Economia & Mercados
13/05/2022 17:00

Diante de cenário macro, CPFL vê oportunidades de crescimento com cautela, diz Estrella


Por Luciana Collet

São Paulo, 12/05/2022 - O cenário macroeconômico atual, de taxas de juros elevadas e perspectiva de inflação em patamares mais elevados, tem feito a CPFL Energia manter uma visão ainda mais cautelosa sobre as oportunidades de crescimento da companhia.
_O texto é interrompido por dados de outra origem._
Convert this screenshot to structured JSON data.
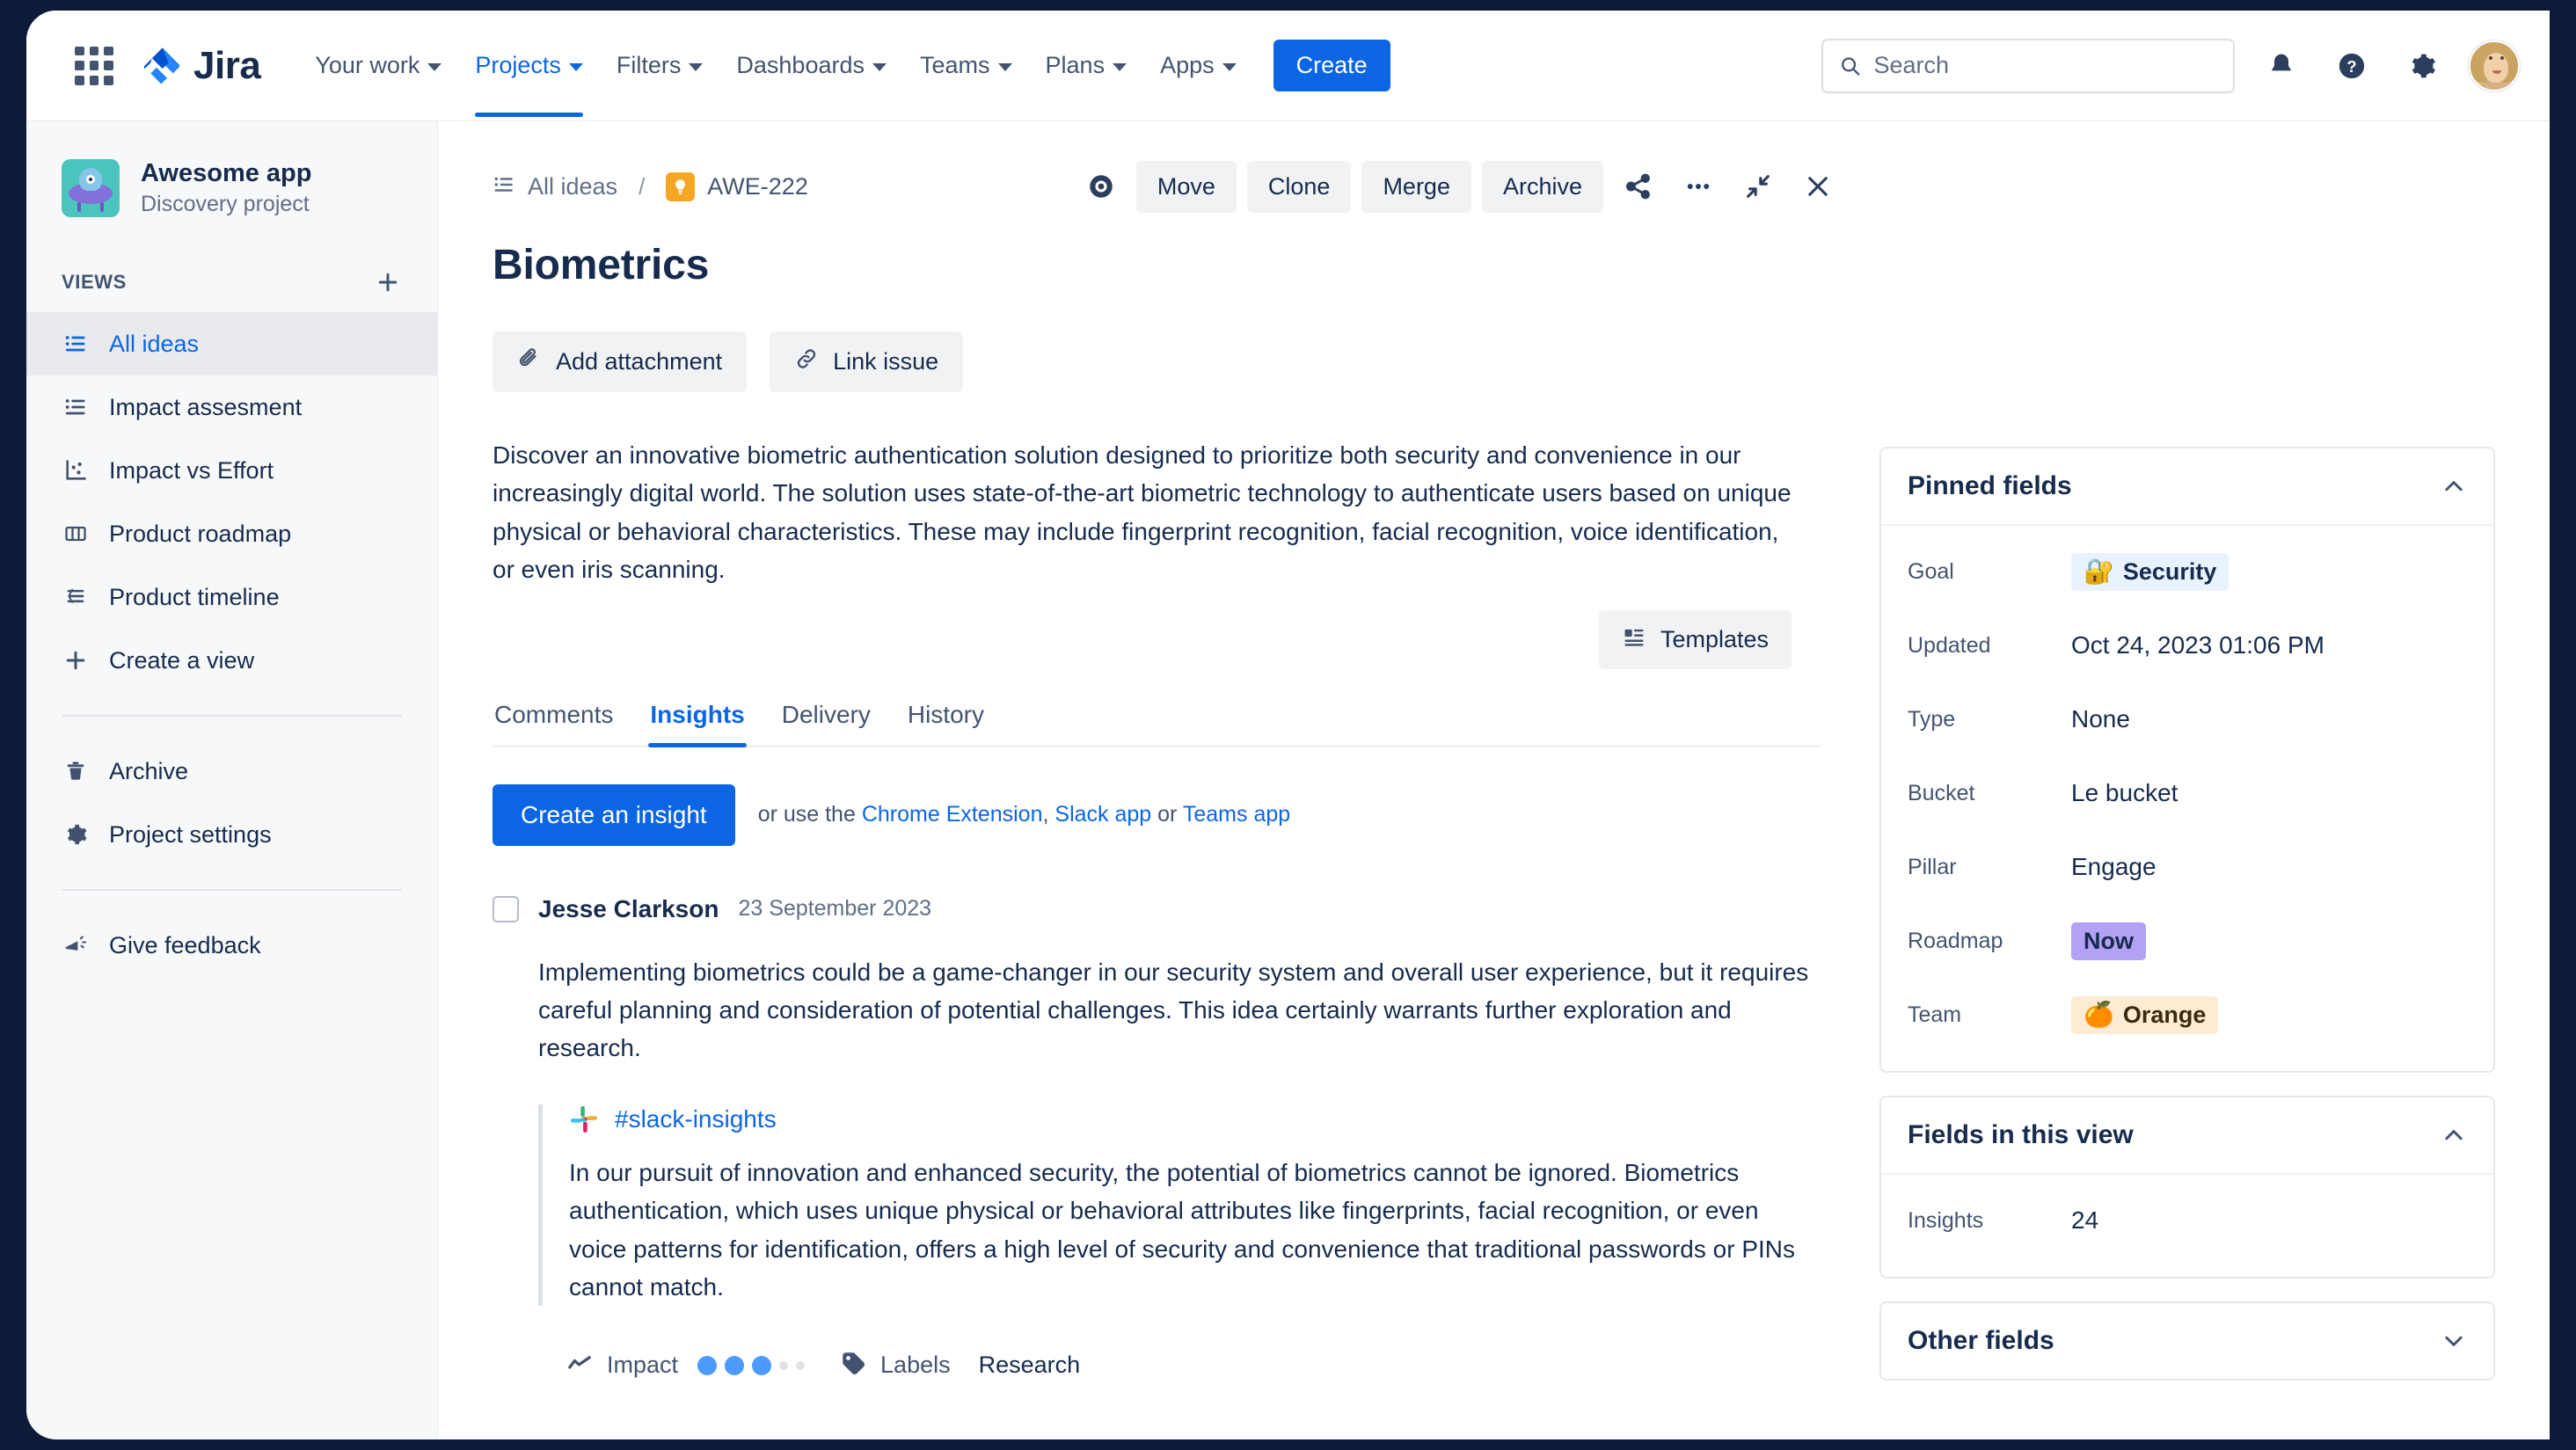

Em entrevista ao Broadcast Energia, o presidente da companhia, Gustavo Estrela usou os termos “cautela e prudência” para comentar sobre as perspectivas de expansão, seja para movimentos de crescimento orgânico, com investimento em novos projetos, seja para aquisições.

Ainda assim, ele garantiu que a companhia vai participar do próximo leilão de empreendimentos de transmissão, marcado para o fim de junho, como também afirmou que a empresa está analisando oportunidades de aquisição nos segmentos de geração, transmissão e distribuição. “Temos avaliado oportunidades, de maneira seletiva, para escolher os nossos novos investimentos”, disse. “A gente monitora o mercado, olha todas as oportunidades, temos algumas linhas em execução, tem projetos em geração, olha também em distribuição, mas de maneira muito seletiva, reforçando o nosso pilar de disciplina financeira”, reforçou.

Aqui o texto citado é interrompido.